This study investigates the intrinsic mechanisms by which self-play enhances mathematical reasoning in large language models (LLMs), systematically contrasting it with supervised fine-tuning (SFT) and reinforcement learning with verifiable rewards (RLVR). Method: Leveraging the absolute-zero reasoning framework, we employ pass@k evaluation, self-generated problem training, multi-strategy proposers and reward design, and analyze token-level entropy dynamics and parameter update sparsity. Contribution/Results: We first reveal that self-play improves generalization through infrequent yet high-information-parameter updates and substantial reduction in output distribution entropy—gains robust both within and across domains. Unlike SFT (which relies on external supervision) or RLVR (which depends on scalar rewards), self-play critically hinges on high-quality self-generated feedback. Our findings establish a novel, interpretable, and quantifiable paradigm for reasoning optimization, supported by empirical evidence on parameter dynamics, entropy evolution, and cross-domain transferability.

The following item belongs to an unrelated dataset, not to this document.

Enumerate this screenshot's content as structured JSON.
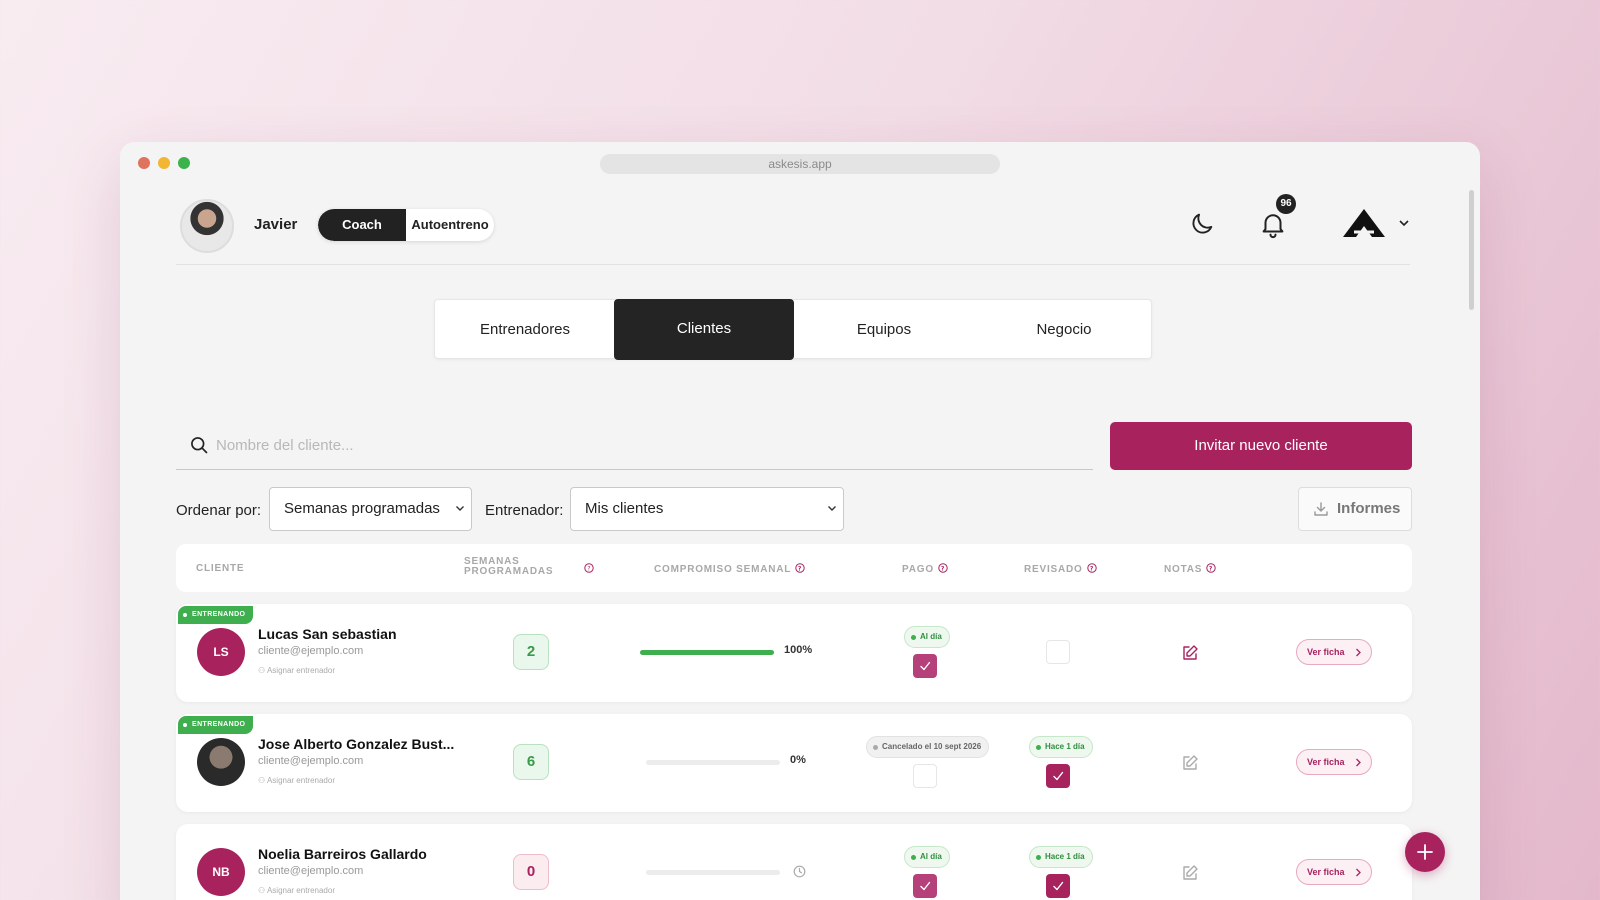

Recent advances in large language model (LLM) reasoning, led by reinforcement learning with verifiable rewards (RLVR), have inspired self-play post-training, where models improve by generating and solving their own problems. While self-play has shown strong in-domain and out-of-domain gains, the mechanisms behind these improvements remain poorly understood. In this work, we analyze the training dynamics of self-play through the lens of the Absolute Zero Reasoner, comparing it against RLVR and supervised fine-tuning (SFT). Our study examines parameter update sparsity, entropy dynamics of token distributions, and alternative proposer reward functions. We further connect these dynamics to reasoning performance using pass@k evaluations. Together, our findings clarify how self-play differs from other post-training strategies, highlight its inherent limitations, and point toward future directions for improving LLM math reasoning through self-play.